# Insurance Renewal cost



## Mick E (Sep 7, 2014)

Hi All. My R32 GTR is currently on a High Net Worth policy and is due renewal but my current insurance broker can no longer offer this policy as the insurance companies have now stipulated a minimum premium of £1500  Has anyone got experience of companies offering either HNW or Agreed Value policies at a reasonable cost? Cheers for any suggestions/links/experiences.


----------



## Mookistar (Feb 5, 2004)

Aplan, AIB, Flux, REIS


----------



## plazif (Jul 10, 2012)

Speak to pace ward insurance. I've got all my cars with them, mods declared + guaranteed value


----------



## 4wdnoob (Sep 1, 2009)

Both my GTR's are insured with AIB,
32 has an agreed value on it too, no where near 1500 quid either!! 
give Leah or Murray a call


----------



## 4wdnoob (Sep 1, 2009)

Out of interest who is the broker no longer offering renewal?
My underwriter both currently and previously, Irrespective of the broker has been Markerstudy in recent years


----------



## Mick E (Sep 7, 2014)

4wdnoob said:


> Out of interest who is the broker no longer offering renewal?
> My underwriter both currently and previously, Irrespective of the broker has been Markerstudy in recent years


The broker is AIB and no doubt they would offer the HNW policy but at a minimum premium of £1500. I deal with Leah and she can offer an agreed value policy with Markerstudy but I am obviously exploring all of the alternatives. I also have a quote already from REIS and am waiting on replies from A Plan and Pace Ward. Does anyone know of any other 'Skyline' friendly insurers?


----------



## 4wdnoob (Sep 1, 2009)

Wow, quite surprising to read that it's AIB, both my policys were in the past few months too. 

I tried REIS but price was far too much compared to others, for me AIB were cheaper and less restrictions - REIS said I had to have a gated driveway (which I do but never heard that before from any other brokers) 

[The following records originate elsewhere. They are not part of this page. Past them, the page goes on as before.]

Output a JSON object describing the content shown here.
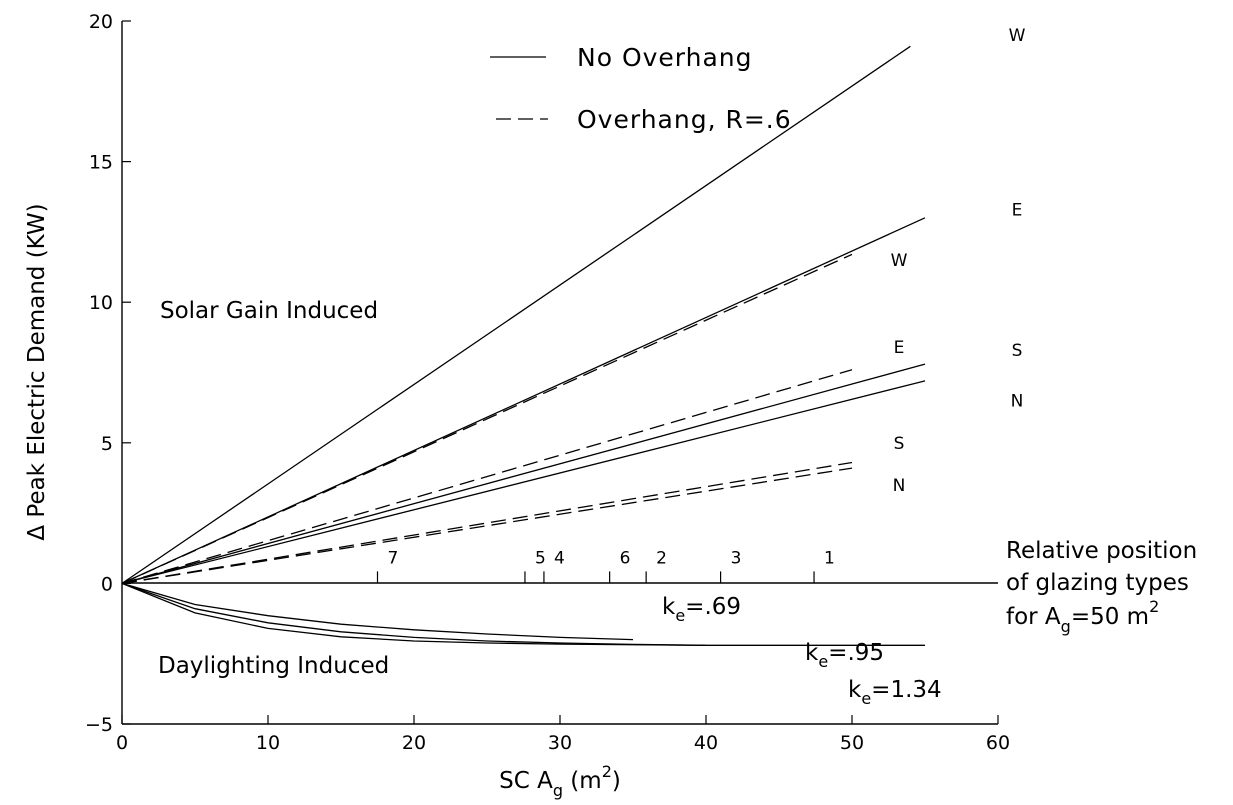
{
  "chart_data": {
    "type": "line",
    "title": "",
    "xlabel": "SC A",
    "xlabel_sub": "g",
    "xlabel_unit_open": " (m",
    "xlabel_unit_sup": "2",
    "xlabel_unit_close": ")",
    "ylabel": "Δ Peak Electric Demand (KW)",
    "xlim": [
      0,
      60
    ],
    "ylim": [
      -5,
      20
    ],
    "x_ticks": [
      0,
      10,
      20,
      30,
      40,
      50,
      60
    ],
    "x_tick_labels": [
      "0",
      "10",
      "20",
      "30",
      "40",
      "50",
      "60"
    ],
    "y_ticks": [
      -5,
      0,
      5,
      10,
      15,
      20
    ],
    "y_tick_labels": [
      "−5",
      "0",
      "5",
      "10",
      "15",
      "20"
    ],
    "grid": false,
    "legend": {
      "placement": "top-center",
      "entries": [
        {
          "style": "solid",
          "label": "No Overhang"
        },
        {
          "style": "dashed",
          "label": "Overhang, R=.6"
        }
      ]
    },
    "series": [
      {
        "style": "solid",
        "x": [
          0,
          54
        ],
        "y": [
          0,
          19.1
        ]
      },
      {
        "style": "solid",
        "x": [
          0,
          55
        ],
        "y": [
          0,
          13.0
        ]
      },
      {
        "style": "solid",
        "x": [
          0,
          55
        ],
        "y": [
          0,
          7.8
        ]
      },
      {
        "style": "solid",
        "x": [
          0,
          55
        ],
        "y": [
          0,
          7.2
        ]
      },
      {
        "style": "dashed",
        "x": [
          0,
          50
        ],
        "y": [
          0,
          11.7
        ]
      },
      {
        "style": "dashed",
        "x": [
          0,
          50
        ],
        "y": [
          0,
          7.6
        ]
      },
      {
        "style": "dashed",
        "x": [
          0,
          50
        ],
        "y": [
          0,
          4.3
        ]
      },
      {
        "style": "dashed",
        "x": [
          0,
          50
        ],
        "y": [
          0,
          4.1
        ]
      },
      {
        "style": "solid",
        "x": [
          0,
          5,
          10,
          15,
          20,
          25,
          30,
          35
        ],
        "y": [
          0,
          -0.75,
          -1.15,
          -1.45,
          -1.65,
          -1.8,
          -1.92,
          -2.0
        ]
      },
      {
        "style": "solid",
        "x": [
          0,
          5,
          10,
          15,
          20,
          25,
          30,
          35,
          40
        ],
        "y": [
          0,
          -0.9,
          -1.4,
          -1.72,
          -1.92,
          -2.05,
          -2.12,
          -2.17,
          -2.2
        ]
      },
      {
        "style": "solid",
        "x": [
          0,
          5,
          10,
          15,
          20,
          25,
          30,
          35,
          40,
          45,
          50,
          55
        ],
        "y": [
          0,
          -1.05,
          -1.6,
          -1.9,
          -2.05,
          -2.12,
          -2.16,
          -2.18,
          -2.2,
          -2.2,
          -2.2,
          -2.2
        ]
      }
    ],
    "right_labels_solid": [
      {
        "text": "W",
        "y": 19.5
      },
      {
        "text": "E",
        "y": 13.3
      },
      {
        "text": "S",
        "y": 8.3
      },
      {
        "text": "N",
        "y": 6.5
      }
    ],
    "right_labels_dashed": [
      {
        "text": "W",
        "y": 11.5
      },
      {
        "text": "E",
        "y": 8.4
      },
      {
        "text": "S",
        "y": 5.0
      },
      {
        "text": "N",
        "y": 3.5
      }
    ],
    "glazing_markers": [
      {
        "label": "7",
        "x": 17.5
      },
      {
        "label": "5",
        "x": 27.6
      },
      {
        "label": "4",
        "x": 28.9
      },
      {
        "label": "6",
        "x": 33.4
      },
      {
        "label": "2",
        "x": 35.9
      },
      {
        "label": "3",
        "x": 41.0
      },
      {
        "label": "1",
        "x": 47.4
      }
    ],
    "annotations": {
      "solar": "Solar Gain Induced",
      "daylighting": "Daylighting Induced",
      "relative_line1": "Relative position",
      "relative_line2": "of glazing types",
      "relative_line3_prefix": "for A",
      "relative_line3_sub": "g",
      "relative_line3_mid": "=50 m",
      "relative_line3_sup": "2",
      "ke_letter": "k",
      "ke_sub": "e",
      "ke_values": [
        "=.69",
        "=.95",
        "=1.34"
      ]
    }
  }
}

Keith Michael's and A Plan are usually Skyline friendly. Flux I find hit and miss and always have done but I did insure my first Silvia with them back in the mid 2000's

Surprisingly Hastings Direct came back as 2nd cheapest on the R35 quote, guess it being a UK car helped, never tried the 32 though 😂


----------



## Mick E (Sep 7, 2014)

4wdnoob said:


> Wow, quite surprising to read that it's AIB, both my policys were in the past few months too.


Yes I was surprised as well, I have been with AIB for 5 years. I guess quite a few owners with HNW policies will be in for a shock at renewal time


----------



## R33Skyl1neGTR (Jan 8, 2016)

Supprisingly, Admiral was my cheapest quote for my R35 this year but A Plan usually has the best prices compared to most I have had quotes from.


----------



## Mick E (Sep 7, 2014)

R33Skyl1neGTR said:


> Supprisingly, Admiral was my cheapest quote for my R35 this year but A Plan usually has the best prices compared to most I have had quotes from.

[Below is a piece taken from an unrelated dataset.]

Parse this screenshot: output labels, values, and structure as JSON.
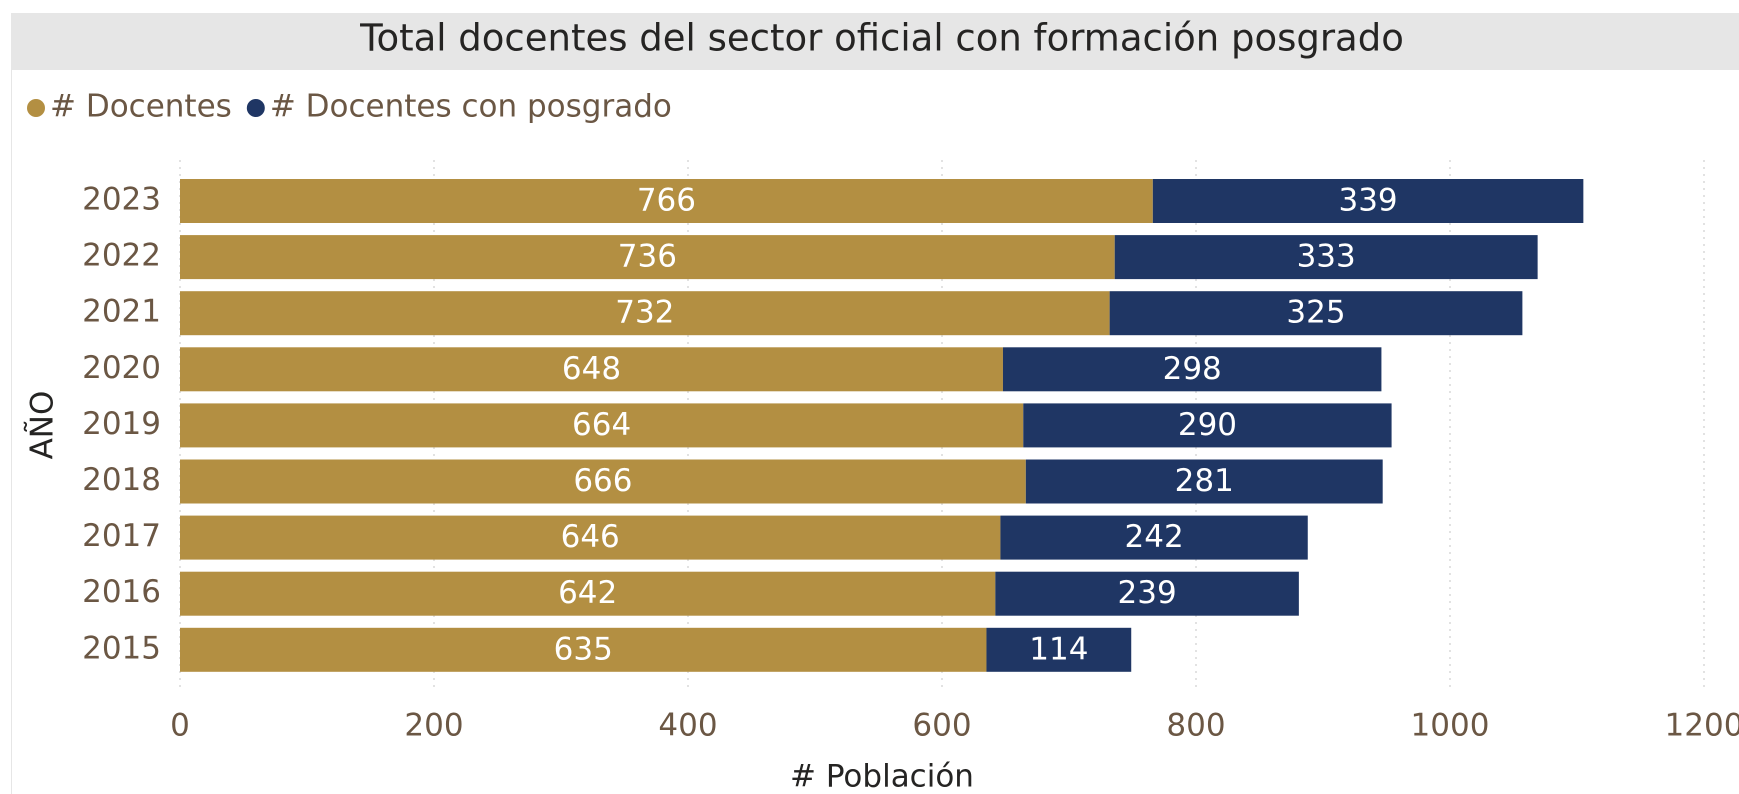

The likes of Admiral may be ok with UK R35's but no good for modified imported Skylines.


----------



## Kristofor (Sep 28, 2018)

Admiral were silly cheap for my R32 GTR, too cheap, i'm 30 with 6 ncb available for that car and i was quoted £355.04 when added to my daily via a multi car.
I ended up paying more and had an agreed value policy with AIB as a few friends had used them in the past. i couldn't tell you who the policy is with though.

Having spend a small fortune on new nissan bits i wanted a little more piece of mind.


----------



## R33Skyl1neGTR (Jan 8, 2016)

Yeah, lots with AIB but when I called for a quote, the price was ridiculous!
They said they didn't like my postcode and plus it sits on a drive and not garaged.

Considering my age and multiple decades of NCB, that's just not considered....


----------



## Mick E (Sep 7, 2014)

Just to finish off this thread I have taken an agreed value policy with REIS as their premium was a fair bit cheaper than similar policies from AIB and Pace Ward. With regard to HNW policies it may well be a shock to other owners at renewal time with minimum premiums of £1500!!


----------